NEW YORK - In the locker room before a recent game in Washington, while his younger teammates were out on the floor shooting around, 13-year veteran Tony Battie rolled his body around on a giant rubber ball, stretching out all the muscles that have endured the rigors of hundreds of NBA games.
"I've got to warm up just to go out and warm up," Battie joked as he continued his stretching.
Brought in before the season as someone who could help mentor a young locker room and provide some interior defensive presence, Battie also packed a bum right knee that limited him in the preseason. He is healthy now, and being relied on by Doug Collins even more than the 76ers coach expected. Yesterday, Battie was instrumental in helping the Sixers erase a nine-point third-quarter deficit on their way to a 106-96 win over the New York Knicks to improve to 2-5.
After the game, Collins called Battie his Mariano Rivera, because he can help close out games with his defense, just like the Yankees' closer.

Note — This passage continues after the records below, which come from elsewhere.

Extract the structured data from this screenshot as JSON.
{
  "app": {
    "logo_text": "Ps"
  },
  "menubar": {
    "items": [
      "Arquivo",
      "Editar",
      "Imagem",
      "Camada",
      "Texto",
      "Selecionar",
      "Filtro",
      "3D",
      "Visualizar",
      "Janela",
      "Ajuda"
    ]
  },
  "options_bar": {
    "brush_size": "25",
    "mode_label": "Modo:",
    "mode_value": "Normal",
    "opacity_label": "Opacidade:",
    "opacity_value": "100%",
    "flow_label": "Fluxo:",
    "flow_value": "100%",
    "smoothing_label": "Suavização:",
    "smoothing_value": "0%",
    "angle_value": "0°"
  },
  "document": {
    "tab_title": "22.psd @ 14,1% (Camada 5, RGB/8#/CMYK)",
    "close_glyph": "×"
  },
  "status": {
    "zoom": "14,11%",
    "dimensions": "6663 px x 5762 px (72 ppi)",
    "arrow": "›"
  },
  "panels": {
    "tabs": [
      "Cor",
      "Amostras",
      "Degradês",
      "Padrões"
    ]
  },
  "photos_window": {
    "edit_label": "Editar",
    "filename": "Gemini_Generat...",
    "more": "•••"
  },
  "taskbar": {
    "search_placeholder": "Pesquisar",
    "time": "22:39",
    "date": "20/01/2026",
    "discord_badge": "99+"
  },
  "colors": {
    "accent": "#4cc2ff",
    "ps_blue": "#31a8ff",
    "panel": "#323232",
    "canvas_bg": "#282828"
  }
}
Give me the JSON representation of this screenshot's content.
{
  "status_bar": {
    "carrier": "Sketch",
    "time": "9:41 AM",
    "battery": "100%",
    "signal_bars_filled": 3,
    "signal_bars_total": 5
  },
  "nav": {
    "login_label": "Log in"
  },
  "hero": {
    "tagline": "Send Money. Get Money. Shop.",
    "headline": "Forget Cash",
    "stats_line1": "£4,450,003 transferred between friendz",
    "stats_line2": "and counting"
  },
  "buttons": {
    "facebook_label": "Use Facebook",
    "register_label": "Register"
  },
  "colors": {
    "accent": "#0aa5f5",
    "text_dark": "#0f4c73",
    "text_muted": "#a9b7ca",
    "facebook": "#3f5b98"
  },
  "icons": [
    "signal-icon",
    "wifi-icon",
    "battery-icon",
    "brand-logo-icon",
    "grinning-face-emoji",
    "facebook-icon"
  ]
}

"I like that, I'll take that," Battie said after being informed of his coach's compliment. "But it is definitely a team win. The guys did a great job of shutting down on [Amar'e Stoudemire] and still getting out on the shooters and not letting them shoot the air out of the ball. It was a great collective defensive effort for us tonight."
And one in which Battie played a big part, scoring six points, grabbing five rebounds and playing solid defense in almost 16 minutes on the court.
"I'm ready, the knee problem is gone, knock on wood," he said. "I'm feeling good and ready to roll with the punches."
The Sixers certainly have been taking some shots of their own so far. Starting center Spencer Hawes has struggled on both ends of the floor and fellow big-man sub Marreese Speights is still trying to grasp the whole defensive concept.
"[Defense] has to be played both mentally and physically," Battie said. "Mentally you have to know what's going on with the schemes and being at the right place at the right time and learning the angles. Sometimes just being in the right spot to discourage a drive to the basket or make a guy look for his second option. Being in certain spots, having your hands up and making yourself look big are things you have to do physically."
Andre Iguodala didn't talk to reporters yesterday about his strained right Achilles' tendon injury. He seemed to be moving well through the locker room before the game. Andres Nocioni, who re-aggravated a sprained left ankle on Friday, started and played without problem. With Iguodala out, guard Jodie Meeks was activated for the first time this season. Rookie Craig Brackins was deactivated for the seventh straight game.
Chairman Ed Snider was in Madison Square Garden, sitting in the front row behind one of the baskets. Comedian Chris Rock and director Spike Lee also attended.